Foods That Contain Vitamin D

           There are actually not a lot of foods that contain Vitamin D naturally. The recommended dietary allowance (RDA) for Vitamin D is 400 IU – 800 IU, depending on the age. For older people who are more at risk of bone loss and osteoporosis, 800 IU is recommended. The recommended Daily Value (DV) for adults is only 400 IU.  Here are examples of foods that are high in Vitamin D %DV.

  • Swordfish (3 ounces, cooked) – 142 % DV
  • Salmon (3 ounces, cooked) – 112% DV
  • Tuna fish (3 ounces, canned, drained) – 39% DV
  • Cow liver (3 ounces, cooked) – 11% DV
  • Egg (large, yolk) – 10% DV

          You can also buy Vitamin-D fortified products, just make sure to check the label for their Vitamin D content. Such products are readily available in supermarkets like milk, cereals, orange juice, and even yogurt.

         Aside from eating more of these foods, you can also increase your exposure to sunlight, as that is one way to synthesize Vitamin D in the body naturally. Of course, this is not to say that you should stay outside for hours. But an additional five minutes here and there can also help.

 

Benefits Of Increasing Vitamin D Intake

muscle man lifting weightIncreased Muscle Strength – Previous studies tell us that there is a strong link between low levels of Vitamin D and lack of muscle mass. A United Kingdom study published recently indicated that having high levels of active Vitamin D can help improve muscle strength.

Although the mechanism of how Vitamin D affects muscle strength is not yet fully understood, it is clear that those who want to develop their muscle strength, especially athletes, need to make sure that they have sufficient levels of Vitamin D, if only to prevent muscle weakness.
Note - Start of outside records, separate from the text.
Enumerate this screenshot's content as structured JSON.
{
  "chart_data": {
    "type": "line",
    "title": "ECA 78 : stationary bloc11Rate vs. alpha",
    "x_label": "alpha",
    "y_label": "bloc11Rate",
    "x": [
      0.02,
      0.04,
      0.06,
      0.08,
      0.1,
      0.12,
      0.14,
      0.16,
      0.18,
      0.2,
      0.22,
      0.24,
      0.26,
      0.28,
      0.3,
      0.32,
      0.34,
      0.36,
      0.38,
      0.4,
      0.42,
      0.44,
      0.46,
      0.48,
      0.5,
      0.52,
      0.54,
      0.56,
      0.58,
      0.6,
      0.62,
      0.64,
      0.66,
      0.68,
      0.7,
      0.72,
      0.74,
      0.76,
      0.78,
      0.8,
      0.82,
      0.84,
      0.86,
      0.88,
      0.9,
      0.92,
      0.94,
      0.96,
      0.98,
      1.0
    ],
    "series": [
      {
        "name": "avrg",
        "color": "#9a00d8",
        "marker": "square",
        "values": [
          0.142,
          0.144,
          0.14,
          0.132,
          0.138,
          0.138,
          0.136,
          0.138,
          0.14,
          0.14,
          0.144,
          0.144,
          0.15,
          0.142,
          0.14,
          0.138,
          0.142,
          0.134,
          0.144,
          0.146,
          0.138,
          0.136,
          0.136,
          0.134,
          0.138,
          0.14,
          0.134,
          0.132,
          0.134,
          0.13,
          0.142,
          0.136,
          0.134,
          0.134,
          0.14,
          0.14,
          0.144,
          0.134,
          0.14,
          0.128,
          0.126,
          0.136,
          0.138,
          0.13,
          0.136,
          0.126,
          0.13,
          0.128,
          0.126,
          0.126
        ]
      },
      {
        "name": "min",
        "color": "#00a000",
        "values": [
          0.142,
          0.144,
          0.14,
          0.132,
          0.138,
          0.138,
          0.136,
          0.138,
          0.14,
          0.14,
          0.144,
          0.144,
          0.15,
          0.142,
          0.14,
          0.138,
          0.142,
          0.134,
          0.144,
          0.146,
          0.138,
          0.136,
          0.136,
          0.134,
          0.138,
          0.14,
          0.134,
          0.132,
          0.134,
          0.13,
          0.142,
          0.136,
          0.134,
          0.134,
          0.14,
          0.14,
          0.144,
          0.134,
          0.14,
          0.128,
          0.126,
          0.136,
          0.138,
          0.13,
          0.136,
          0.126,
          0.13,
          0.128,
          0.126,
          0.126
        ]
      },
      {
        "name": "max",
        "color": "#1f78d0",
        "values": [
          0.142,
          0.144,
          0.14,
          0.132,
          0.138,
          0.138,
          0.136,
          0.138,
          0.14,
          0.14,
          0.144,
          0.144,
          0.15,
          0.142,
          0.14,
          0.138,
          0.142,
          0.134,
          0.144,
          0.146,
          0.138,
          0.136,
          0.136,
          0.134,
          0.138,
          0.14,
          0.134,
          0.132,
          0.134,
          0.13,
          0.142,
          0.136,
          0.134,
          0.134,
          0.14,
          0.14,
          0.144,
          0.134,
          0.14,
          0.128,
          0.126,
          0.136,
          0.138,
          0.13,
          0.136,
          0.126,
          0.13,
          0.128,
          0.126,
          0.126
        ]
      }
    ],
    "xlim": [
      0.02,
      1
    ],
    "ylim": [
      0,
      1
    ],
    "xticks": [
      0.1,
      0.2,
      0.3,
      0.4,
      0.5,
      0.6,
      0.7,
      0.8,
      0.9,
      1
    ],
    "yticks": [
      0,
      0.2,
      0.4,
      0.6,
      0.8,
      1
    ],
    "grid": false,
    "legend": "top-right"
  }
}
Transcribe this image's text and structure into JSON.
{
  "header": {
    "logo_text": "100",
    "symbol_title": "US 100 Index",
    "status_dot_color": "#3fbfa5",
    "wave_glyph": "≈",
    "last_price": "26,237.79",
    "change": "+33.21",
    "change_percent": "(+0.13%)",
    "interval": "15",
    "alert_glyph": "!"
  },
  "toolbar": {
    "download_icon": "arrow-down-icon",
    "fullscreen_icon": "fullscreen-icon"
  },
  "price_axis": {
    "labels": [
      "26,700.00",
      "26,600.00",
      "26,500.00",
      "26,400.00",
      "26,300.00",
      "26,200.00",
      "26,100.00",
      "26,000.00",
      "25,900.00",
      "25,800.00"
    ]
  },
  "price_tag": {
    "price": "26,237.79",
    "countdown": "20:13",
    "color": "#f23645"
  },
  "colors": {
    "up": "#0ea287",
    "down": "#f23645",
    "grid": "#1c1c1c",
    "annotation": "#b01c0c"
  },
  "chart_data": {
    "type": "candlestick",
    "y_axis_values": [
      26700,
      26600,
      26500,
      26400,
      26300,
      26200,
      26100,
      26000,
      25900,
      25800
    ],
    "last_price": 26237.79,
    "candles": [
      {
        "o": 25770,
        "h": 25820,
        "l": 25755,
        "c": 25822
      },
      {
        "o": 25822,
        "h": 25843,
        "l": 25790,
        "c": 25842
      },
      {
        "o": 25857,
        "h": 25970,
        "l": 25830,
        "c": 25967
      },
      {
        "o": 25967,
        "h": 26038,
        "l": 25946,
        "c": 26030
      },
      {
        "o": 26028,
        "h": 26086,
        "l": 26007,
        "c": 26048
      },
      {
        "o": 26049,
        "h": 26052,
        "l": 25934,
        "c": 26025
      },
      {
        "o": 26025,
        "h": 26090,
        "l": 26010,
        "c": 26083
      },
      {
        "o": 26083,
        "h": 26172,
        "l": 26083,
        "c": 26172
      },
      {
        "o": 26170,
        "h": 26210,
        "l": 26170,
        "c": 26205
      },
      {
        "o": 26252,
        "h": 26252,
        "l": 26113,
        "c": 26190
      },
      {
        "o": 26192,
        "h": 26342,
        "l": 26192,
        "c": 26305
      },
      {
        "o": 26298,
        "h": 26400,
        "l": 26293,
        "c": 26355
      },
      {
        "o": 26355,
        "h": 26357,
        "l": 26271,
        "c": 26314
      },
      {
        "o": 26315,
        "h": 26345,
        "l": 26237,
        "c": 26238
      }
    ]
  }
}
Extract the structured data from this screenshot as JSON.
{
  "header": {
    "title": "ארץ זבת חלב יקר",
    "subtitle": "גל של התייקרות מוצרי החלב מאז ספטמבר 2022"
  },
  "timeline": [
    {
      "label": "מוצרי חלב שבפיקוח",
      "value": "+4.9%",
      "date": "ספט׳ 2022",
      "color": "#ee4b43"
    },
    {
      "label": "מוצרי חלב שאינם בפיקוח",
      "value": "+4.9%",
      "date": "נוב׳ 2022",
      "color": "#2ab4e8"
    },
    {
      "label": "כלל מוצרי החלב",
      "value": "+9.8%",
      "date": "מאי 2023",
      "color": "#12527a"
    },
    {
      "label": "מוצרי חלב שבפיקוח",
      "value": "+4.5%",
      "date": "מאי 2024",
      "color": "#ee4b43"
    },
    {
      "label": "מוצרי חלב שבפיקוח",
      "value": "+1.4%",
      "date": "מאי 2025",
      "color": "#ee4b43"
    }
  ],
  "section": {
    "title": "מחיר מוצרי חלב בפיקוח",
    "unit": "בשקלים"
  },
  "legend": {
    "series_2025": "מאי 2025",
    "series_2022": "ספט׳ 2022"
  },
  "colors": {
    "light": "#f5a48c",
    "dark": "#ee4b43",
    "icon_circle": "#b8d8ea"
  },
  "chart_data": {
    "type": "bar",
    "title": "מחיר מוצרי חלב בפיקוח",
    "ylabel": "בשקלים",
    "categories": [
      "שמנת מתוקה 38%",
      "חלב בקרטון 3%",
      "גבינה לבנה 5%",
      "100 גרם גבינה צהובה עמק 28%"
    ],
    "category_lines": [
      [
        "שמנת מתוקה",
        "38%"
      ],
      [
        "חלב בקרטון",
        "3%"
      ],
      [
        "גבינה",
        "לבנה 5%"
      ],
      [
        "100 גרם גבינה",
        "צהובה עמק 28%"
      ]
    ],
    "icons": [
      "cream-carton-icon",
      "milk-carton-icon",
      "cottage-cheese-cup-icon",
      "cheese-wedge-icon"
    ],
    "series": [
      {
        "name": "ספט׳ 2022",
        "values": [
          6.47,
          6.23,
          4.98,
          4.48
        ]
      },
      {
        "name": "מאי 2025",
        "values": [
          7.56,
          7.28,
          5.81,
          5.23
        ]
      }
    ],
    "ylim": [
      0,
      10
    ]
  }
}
Reduced Injury Rates – According to the editorial commentary mentioned earlier, the chances of incurring core muscle injuries, lower extremity muscle strains, and hamstring injuries double in athletes who suffer from Vitamin D deficiency. The commentary further stressed that for the general population, such injuries may not be significant, but for elite athletes, not being able to address this easily reversible condition may lead to career-impacting injuries. To avoid this from happening, athletes can readily lower their risks of injury by simply increasing their Vitamin D intakes.

Another study involving an NFL team found that players who were uninjured had higher levels of Vitamin D, whereas players who were injured had much lower levels of Vitamin D. Among the athletes included in the study, a full 30% were Vitamin D deficient.

Improved Sports Performance – One study listed the potential benefits of Vitamin D sufficiency in relation to sports performance. The results showed that increasing levels of Vitamin D can help improve athletic performance – To cite a few examples, physical performance, exercise, capacity, jump height, and muscle protein synthesis were found to improve after increasing Vitamin D intake.